Cut: Darrion Scott, Howard Green
Kept: Adam Carriker, Ma'ake Kemoeatu, Kedric Golston, Albert Haynesworth, Phillip Daniels, Anthony Bryant, Vonnie Holliday, Jeremy Jarmon.
Analysis: Jarmon was on the bubble, but most likely remains on the team because the second-year player has made great strides in working his way back from ACL surgery and has great potential. This is a big, physical, and versatile line with all but Kemoeatu having the ability to play multiple positions.
Cut: Rob Jackson, Robert Henson, Curtis Gatewood
Kept: London Fletcher, Rocky McIntosh, Andre Carter, Brian Orakpo, Lorenzo Alexander, Chris Wilson, H.B. Blades, Perry Riley
Analysis: Sad injury waiver for Robert Henson, who was having a great game Thursday night before going down with a knee injury that required surgery. Jackson likely will wind up on the practice squad. The Redskins are solid in the middle in terms of starters (Fletcher and McIntosh) and backups (Blades, Riley), and Orakpo is a stud.
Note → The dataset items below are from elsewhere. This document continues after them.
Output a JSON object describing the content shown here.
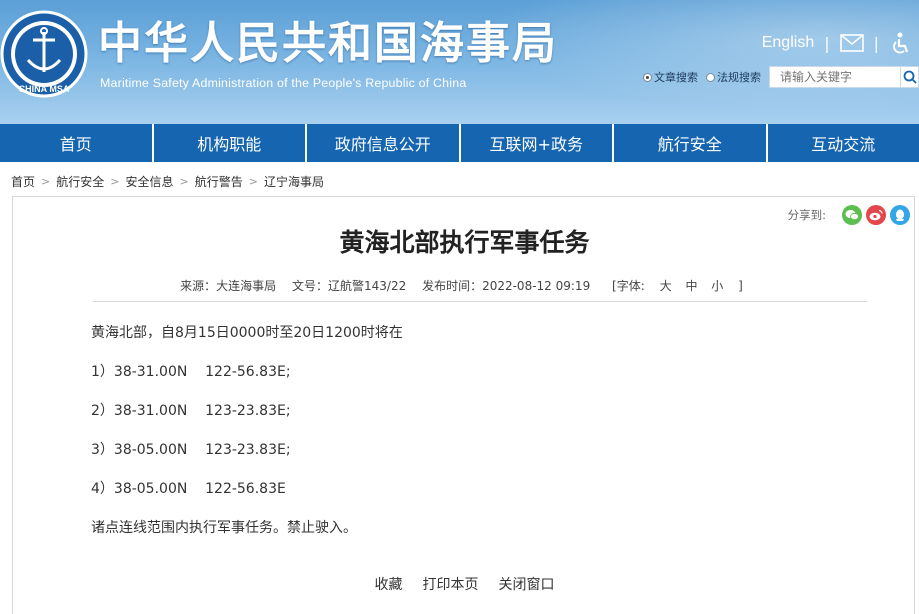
{
  "header": {
    "site_title": "中华人民共和国海事局",
    "site_subtitle": "Maritime Safety Administration of the People's Republic of China",
    "logo_text": "CHINA MSA",
    "english_link": "English",
    "icons": [
      "mail-icon",
      "accessibility-icon"
    ],
    "search": {
      "options": [
        "文章搜索",
        "法规搜索"
      ],
      "selected": "文章搜索",
      "placeholder": "请输入关键字"
    }
  },
  "nav": {
    "items": [
      "首页",
      "机构职能",
      "政府信息公开",
      "互联网+政务",
      "航行安全",
      "互动交流"
    ]
  },
  "breadcrumb": [
    "首页",
    "航行安全",
    "安全信息",
    "航行警告",
    "辽宁海事局"
  ],
  "article": {
    "share_label": "分享到:",
    "share_icons": [
      "wechat-icon",
      "weibo-icon",
      "qq-icon"
    ],
    "title": "黄海北部执行军事任务",
    "source": "来源：大连海事局",
    "doc_no": "文号：辽航警143/22",
    "publish_time": "发布时间：2022-08-12 09:19",
    "font_size": {
      "open": "[字体:",
      "large": "大",
      "medium": "中",
      "small": "小",
      "close": "]"
    },
    "body": [
      "黄海北部，自8月15日0000时至20日1200时将在",
      "1）38-31.00N    122-56.83E;",
      "2）38-31.00N    123-23.83E;",
      "3）38-05.00N    123-23.83E;",
      "4）38-05.00N    122-56.83E",
      "诸点连线范围内执行军事任务。禁止驶入。"
    ],
    "actions": [
      "收藏",
      "打印本页",
      "关闭窗口"
    ]
  },
  "colors": {
    "nav_bg": "#1565b0",
    "header_top": "#5b9fd6",
    "wechat": "#5bbf4f",
    "weibo": "#e2474b",
    "qq": "#33a6e8"
  }
}
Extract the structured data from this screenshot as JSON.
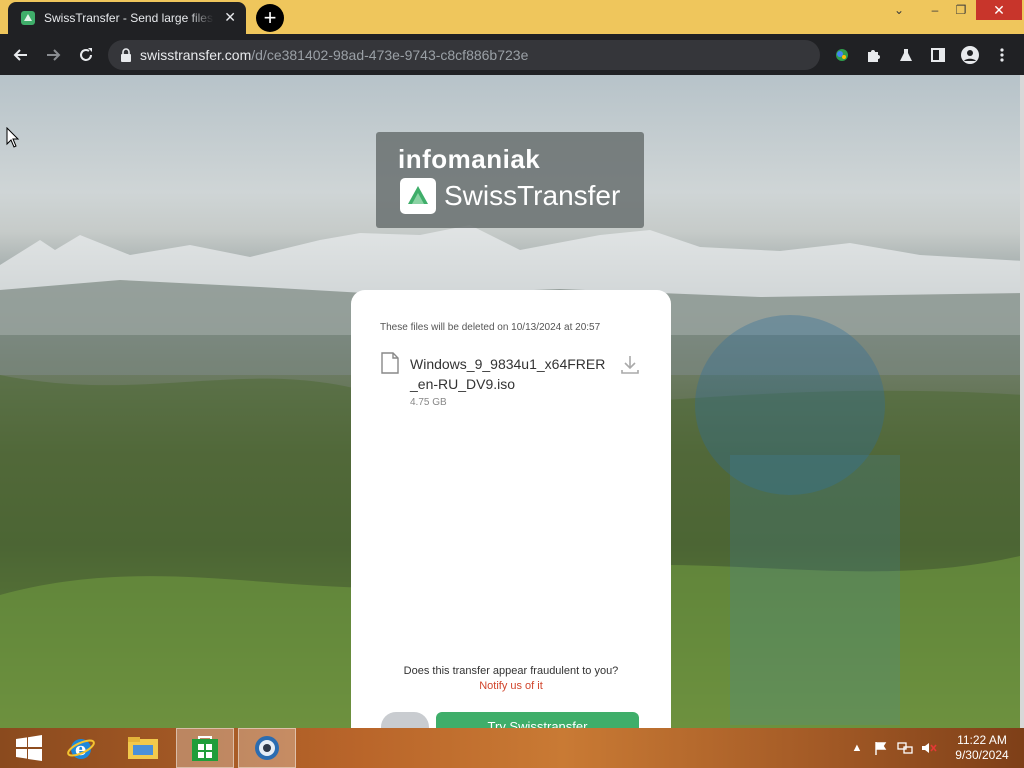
{
  "browser": {
    "tab_title": "SwissTransfer - Send large files securely",
    "url_host": "swisstransfer.com",
    "url_path": "/d/ce381402-98ad-473e-9743-c8cf886b723e",
    "close_glyph": "✕",
    "newtab_glyph": "+",
    "window_controls": {
      "minimize": "–",
      "restore": "❐",
      "close": "✕",
      "caret": "⌄"
    }
  },
  "brand": {
    "top": "infomaniak",
    "name": "SwissTransfer"
  },
  "transfer": {
    "expiry_text": "These files will be deleted on 10/13/2024 at 20:57",
    "file": {
      "name": "Windows_9_9834u1_x64FRER_en-RU_DV9.iso",
      "size": "4.75 GB"
    },
    "fraud_text": "Does this transfer appear fraudulent to you?",
    "fraud_link": "Notify us of it",
    "try_button": "Try Swisstransfer"
  },
  "taskbar": {
    "time": "11:22 AM",
    "date": "9/30/2024",
    "tray_caret": "▲"
  },
  "colors": {
    "titlebar": "#efc65c",
    "toolbar": "#202124",
    "accent_green": "#3fae6a",
    "link_red": "#d1452c"
  }
}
The outside linebacker spot opposite him features two guys (Carter, Alexander) still learning, but making good progress. Wilson is coming off of a strong preseason.
Cut: Ramzee Robinson; traded: Justin Tryon
Kept: DeAngelo Hall, Carlos Rogers, Phillip Buchanon, Kevin Barnes, Byron Westbrook.
Analysis: Robinson had a good camp and preseason, and Tryon finished off on a good note. But Barnes was better than both, and Westbrook, despite struggling in some coverages, stands out because of his special teams play. The addition of Buchanon gives Washington an upgrade at nickel cornerback, a role Tryon played last year, and Hall and Rogers both had strong camps and preseasons.
Cut: Tyrone Carter, Anderson Russell
Kept: LaRon Landry, Reed Doughty, Chris Horton, Kareem Moore
Analysis: Moore is still out for another three to five weeks, so the team will open the season with only three safeties. Landry will start at free safety, and the biggest positive about both Doughty and Moore is their ability to play both safety positions.
Kept: K Graham Gano, P Josh Bidwell, LS Nick Sundberg
Analysis: Gano and Bidwell had no competition in camp, and both have been solid. Sundberg held off James Dearth (cut earlier this week) to win the long-snapper job.
Closing thoughts: The main question marks are offensive line and receiver. Do the Redskins have enough to get it done there? Both positions could be addressed through waivers, as several notable names have hit the wire. The draft did not serve the Redskins well this year, as they have only two of their six picks still on the team. Now, Mike Shanahan has said "the worst thing you can do is keep a guy on the team because you drafted him," so obviously, if a draft pick isn't on this roster, it's because he couldn't deliver. That's fine. But the purpose of the draft is to build for the future, and the Redskins don't have many building blocks left from the 2010 draft.